In their Sept. 21 newsletter, SinoInsider observed that “for the longest time, Xi Jinping could count the anti-corruption campaign as his only genuine political success” from his time as CCP general secretary, while most of his authority in the regime is built on mere titles and propaganda. 

“Xi now purging his own allies and loyalists over corruption, however, threatens to undo the anti-corruption effort, leaves the PRC leader with nothing to show for his decade in office, and strengthens the hand of his weakened but unvanquished political enemies in the factional struggle showdown.”

Rather than just affecting a handful of officials, the recent disturbances in Xi’s camp could create a domino effect, with discord growing between the leader and his allies. 

Indeed, many of the most explosive rumors now circulating online concern Xi Jinping’s political standing and even make claims about his psychological state. 

According to Wu Zuolai, a prominent Chinese political commentator living in the U.S., Xi harshly berated other leading CCP officials — his allies in the Party’s Politburo Standing Committee — while they were vacationing at the Beidaihe resort this summer, scolding them about the poor performance of the economy and other pressing issues. 

xi-jinping-screen-china-self-revolution_detail_GettyImages-1236490788
Visitors walk in front of a screen showing China’s President Xi Jinping at the Museum of the Communist Party of China in Beijing on November 11, 2021. (Image: NOEL CELIS/AFP via Getty Images)

Wu also claimed that Xi complained about the “time bomb” that previous generations of Communist Chinese leaders had “passed” to him, and even threatened to “take all you [expletive]s down with me” and “blow up the Party so that we can have a new China.” 

Other rumors that emerged around the same time alleged that Xi Jinping was on edge about his future, having seen an interpretation of an ancient Chinese prophetic text, the “iron plate diagram,” according to which he would meet a violent end. 

According to information Vision Times obtained from a reliable source in late August, Xi Jinping has become exceedingly concerned with guaranteeing his personal safety, and sees threats everywhere. 

Observers have speculated that Xi’s growing paranoia could be behind his absence from high-profile events held abroad, as well as irregular movements.
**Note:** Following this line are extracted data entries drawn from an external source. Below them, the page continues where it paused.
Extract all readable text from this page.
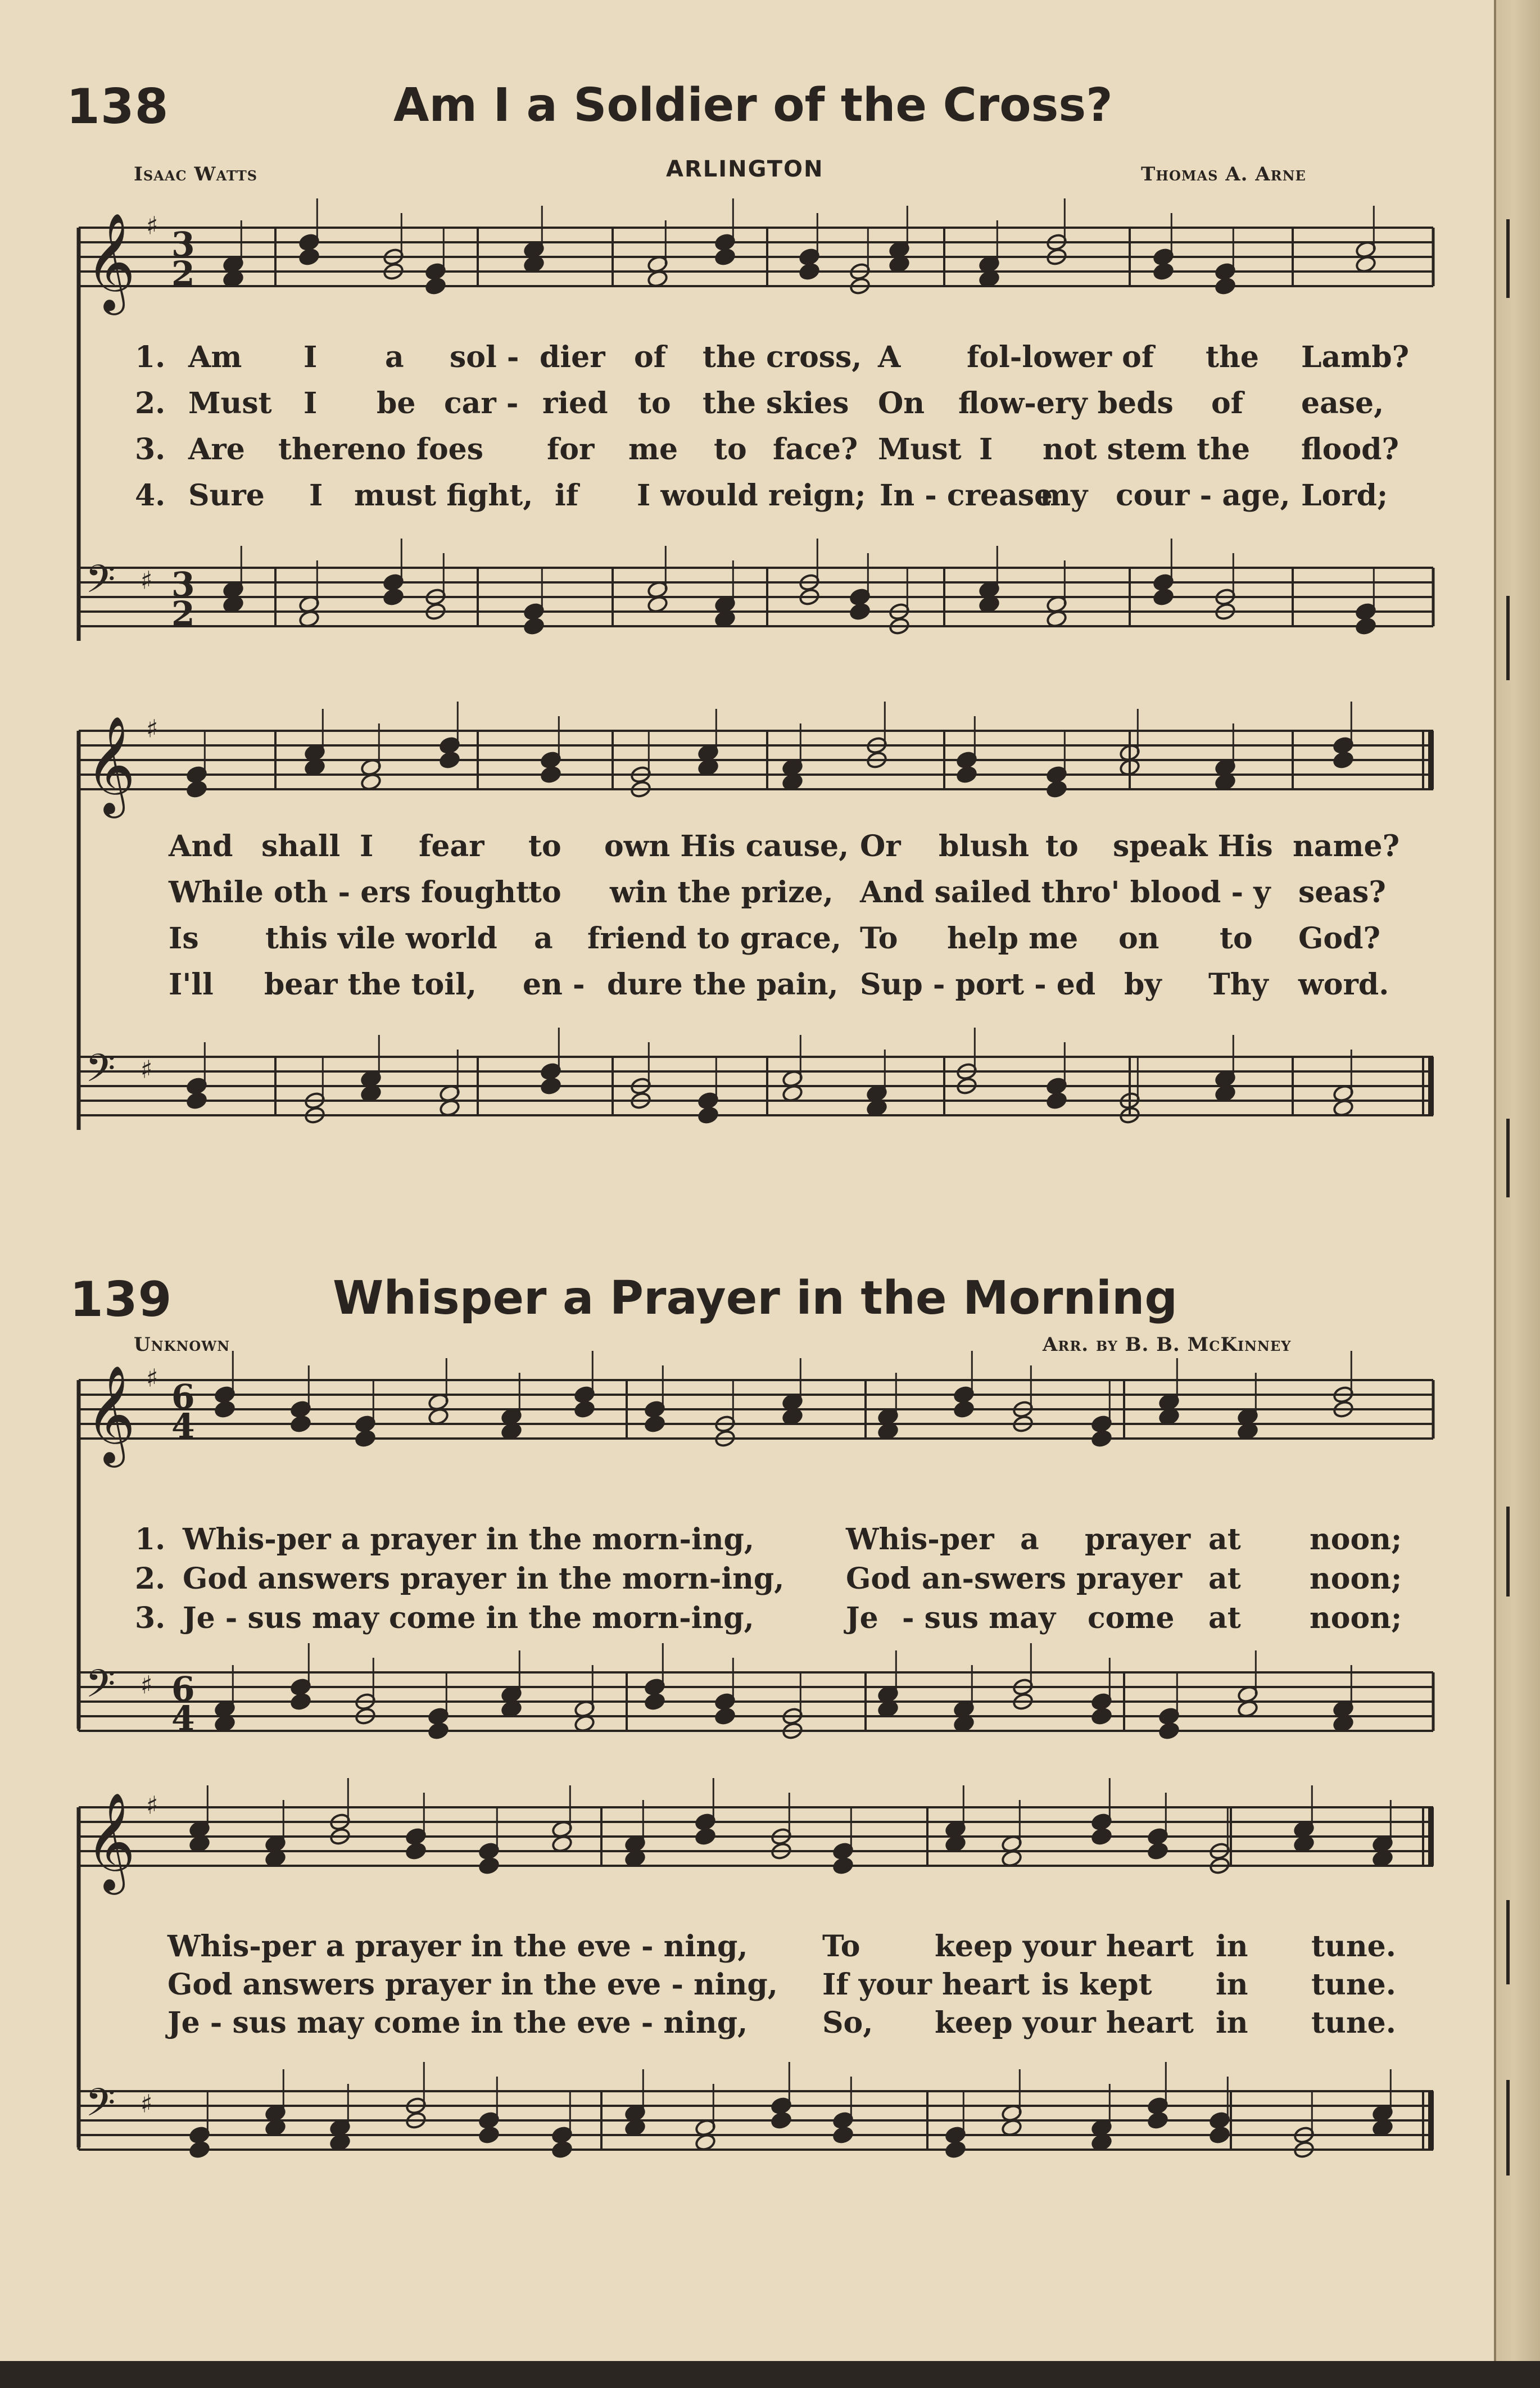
138	Am I a Soldier of the Cross?
Isaac Watts	ARLINGTON	Thomas A. Arne
139	Whisper a Prayer in the Morning
Unknown	Arr. by B. B. McKinney
𝄞 ♯ 3
2
𝄢 ♯ 3
2
𝄞 ♯
𝄢 ♯
𝄞 ♯ 6
4
𝄢 ♯ 6
4
𝄞 ♯
𝄢 ♯
1. Am I a sol - dier of the cross, A fol-lower of the Lamb?
2. Must I be car - ried to the skies On flow-ery beds of ease,
3. Are there no foes for me to face? Must I not stem the flood?
4. Sure I must fight, if I would reign; In - crease
my cour - age, Lord;
And shall I fear to own His cause, Or blush to speak His name?
While oth - ers fought
to win the prize, And sailed thro' blood - y seas?
Is this vile world a friend to grace, To help me on to God?
I'll bear the toil, en - dure the pain, Sup - port - ed by Thy word.
1. Whis-per a prayer in the morn-ing,	Whis-per a prayer at noon;
2. God answers prayer in the morn-ing, God an-swers prayer at noon;
3. Je - sus may come in the morn-ing,	Je - sus may come at noon;
Whis-per a prayer in the eve - ning,	To	keep your heart in tune.
God answers prayer in the eve - ning, If your heart is kept in tune.
Je - sus may come in the eve - ning,	So, keep your heart in tune.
For instance, immediately after his trip to South Africa, Xi flew to the Xinjiang region of far western China where he gave a speech about security, rather than heading directly back to Beijing. 

According to SinoInsider, as Xi’s political straits worsen, he could be compelled to take more extreme action, even to the detriment of Communist Party rule. 

For example, despite his longstanding rivalry with former Party leaders, chief among them the late Jiang Zemin, Xi has not proven able or willing to openly denounce their “political line” or human rights abuses: moves that, while effective in taking down factional opponents, could easily threaten the CCP’s public image and thus grip on power. 

But should Xi believe that his position as Party leader has become untenable regardless, he could move to decisively take down his rivals, thus endangering the communist regime as he hopes to secure a way out of an impossible situation.